While changing the future of Indian roads to electric can definitely lower pollution and help combat climate change, it is also going to increase the electricity demand which is still largely dependent on coal. This throws light on thinking of new ways to lower dependency on coals with viable and innovative solutions like biofuels to achieve sustainable development in the truest sense.
The country has set a target to achieve 30 percent of EV sales by 2030. As per numbers, the sales reach for this segment can touch 43 Mn and stock to grow to 230 million. The Niti Aayog’s energy policy report presents that India’s energy demand can double by 2040. Similarly, a report by Brookings Institution India finds that electric vehicles will account for the most significant load capacity in the country, higher compared to industries such as steel. This growing electricity demand due to EVs is projected to increase to almost 640 TWh by 2030, according to the new policy, and 1,110 TWh in order to meet the EV30@30 goal.
With depleting coal resources and rising environmental concerns, it is critical at this stage to mandate the use of non-fossil fuels such as biomass and ethanol to address the climate crisis. It is encouraging that the Indian government is taking steps to achieve 20 percent ethanol blending by 2025 which can accrue huge benefits such as saving Rs 30,000 crore of foreign exchange per year, energy security, lower carbon emissions, better air quality, self-reliance, use of damaged foodgrains, increasing farmers’ incomes, employment generation, and greater investment opportunities.
Going by India’s updated nationally determined contributions (NDCs), the country targets to increase its overall share of installed non-fossil capacity to 50 percent by 2030. However, according to the draft electricity plan, India would have 57 percent non-fossil capacity by 2027 and 68 percent by 2032. This translates into a great opportunity for switching to biofuels (loose biomass, biomass briquettes/pellets) in place of coal, which is environment friendly and cost-friendly. While they can be utilized as fuels, they can also be blended with fossil fuels in various ratios without much investment and changing or building additional means or infrastructure. Additionally, they are the best option to tackle the energy demand, supply, costs and carbon emissions.

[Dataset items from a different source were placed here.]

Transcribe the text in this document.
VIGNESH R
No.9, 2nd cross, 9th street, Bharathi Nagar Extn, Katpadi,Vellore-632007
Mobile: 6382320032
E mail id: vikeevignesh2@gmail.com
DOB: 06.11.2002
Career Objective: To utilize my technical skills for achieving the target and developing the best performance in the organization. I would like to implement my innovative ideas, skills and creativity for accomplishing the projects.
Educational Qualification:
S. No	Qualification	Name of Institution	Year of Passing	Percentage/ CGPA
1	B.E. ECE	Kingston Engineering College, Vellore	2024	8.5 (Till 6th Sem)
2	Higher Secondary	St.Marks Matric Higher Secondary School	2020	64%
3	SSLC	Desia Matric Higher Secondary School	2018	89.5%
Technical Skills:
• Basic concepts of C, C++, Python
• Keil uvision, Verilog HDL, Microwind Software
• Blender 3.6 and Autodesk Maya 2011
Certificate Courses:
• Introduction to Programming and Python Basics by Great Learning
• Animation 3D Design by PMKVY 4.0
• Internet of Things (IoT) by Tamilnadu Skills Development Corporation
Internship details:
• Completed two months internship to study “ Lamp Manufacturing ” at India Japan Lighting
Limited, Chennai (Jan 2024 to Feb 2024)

Apart from meeting the rising electricity demands, biofuels can empower farmers financially, turn them from food producers to fuel producers and utilize waste for energy use. In India, 350 million tonnes of agricultural waste is produced annually and with effective use of new age technologies, this can be utilised to lower dependence on fuel imports and reduce pollution. As per government estimates, this waste can produce around 18 GW of energy. Also, according to Niti Aayog, the country’s net petroleum import was 185 million tonnes in 2020-21 at a cost of $551 billion where most of the products are used in transportation. Here, achieving 20 percent ethanol (E20 programme) blending can save the country $4 billion annually along with huge environmental gains.
Biofuels are less polluting, cheaper and can be produced in enough quantities to cater to the country’s requirements. India’s swift transformation to a sustainable future has to be achieved in a holistic manner. While replacing conventional fuel-run vehicles with electric vehicles can create a huge impact in the long-run, meeting the rising electricity needs with biofuels should also become an important strategic requirement for all-round benefits.